Dáil debates
Thursday, 27 June 2024
Statutory Home Care: Statements
2:30 pm
Gino Kenny (Dublin Mid West, People Before Profit Alliance) | Oireachtas source
Yesterday, representatives from Alone were before the health committee speaking about the home care sector. One of the contributors said that a statutory home care scheme was first mentioned in this House in 1968. I looked back and that is correct. A scheme like this was first mooted back in the late 1960s. We have been talking about this for a considerable amount of time and it still has not been done. It was promised in the programme for Government but has still not been put in place. We will all agree that home care is extremely important. I was a home care worker for a long time prior to this and I know how important the work is in terms of keeping people out of acute medical situations and keeping them at home. People do want to stay at home but they have to get the service and the hours that make it sustainable. There is a lot of demand for home care and it will increase over the next 20 years because people are living longer. That is a good thing. However, if the services are not there it becomes arbitrary, and that is not a good thing at all.

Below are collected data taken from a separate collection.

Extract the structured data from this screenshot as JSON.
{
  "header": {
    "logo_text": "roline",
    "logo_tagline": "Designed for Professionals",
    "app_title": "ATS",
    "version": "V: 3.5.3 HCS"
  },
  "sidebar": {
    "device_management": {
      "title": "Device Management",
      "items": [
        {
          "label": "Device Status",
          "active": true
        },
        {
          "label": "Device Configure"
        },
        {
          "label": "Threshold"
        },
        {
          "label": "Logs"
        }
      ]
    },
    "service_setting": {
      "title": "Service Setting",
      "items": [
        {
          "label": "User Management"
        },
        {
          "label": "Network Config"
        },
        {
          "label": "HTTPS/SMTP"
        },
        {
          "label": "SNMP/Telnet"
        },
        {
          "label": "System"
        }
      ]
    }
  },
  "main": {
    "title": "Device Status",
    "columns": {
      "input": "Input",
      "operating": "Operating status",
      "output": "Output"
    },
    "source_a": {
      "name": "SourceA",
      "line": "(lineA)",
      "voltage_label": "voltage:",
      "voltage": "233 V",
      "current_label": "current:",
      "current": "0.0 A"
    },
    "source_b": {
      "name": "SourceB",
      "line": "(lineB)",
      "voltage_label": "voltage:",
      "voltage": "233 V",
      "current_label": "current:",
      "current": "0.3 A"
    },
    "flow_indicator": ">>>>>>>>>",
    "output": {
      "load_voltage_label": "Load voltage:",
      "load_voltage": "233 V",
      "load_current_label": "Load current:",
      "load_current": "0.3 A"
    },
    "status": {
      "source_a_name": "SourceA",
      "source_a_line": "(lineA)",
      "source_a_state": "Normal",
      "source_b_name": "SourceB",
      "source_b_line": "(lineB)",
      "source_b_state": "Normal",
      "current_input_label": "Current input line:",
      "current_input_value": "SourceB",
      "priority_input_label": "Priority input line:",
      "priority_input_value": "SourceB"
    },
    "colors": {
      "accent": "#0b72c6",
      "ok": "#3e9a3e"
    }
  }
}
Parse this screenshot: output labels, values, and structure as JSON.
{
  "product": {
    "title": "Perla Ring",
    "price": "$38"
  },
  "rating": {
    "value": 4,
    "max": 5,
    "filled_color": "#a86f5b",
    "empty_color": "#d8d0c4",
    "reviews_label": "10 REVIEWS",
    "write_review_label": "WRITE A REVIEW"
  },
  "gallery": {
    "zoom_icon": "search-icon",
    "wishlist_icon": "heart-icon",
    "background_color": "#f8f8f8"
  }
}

Like nursing homes, home care providers are largely run for profit. The Minister of State has not acknowledged that once this is the case, there is an imbalance. I am not saying private care providers are all bad. That is not the case. A model of profit before people is all wrong. That is not being ideological about it. Home care and nursing care should be run by the State because that is better and more economical. It is just better generally. We have to look at that imbalance. Home care should not be about supply, although there are supply issues. It should be about demand. It should be enshrined in legislation that anybody who needs home care will get it in time. If they get a good intervention in time, the outcomes are great, not only for that person and the family but for society as a whole. That needs to be enshrined in legislation. If it is not statutory, it becomes arbitrary and people will lose out, which is not fair.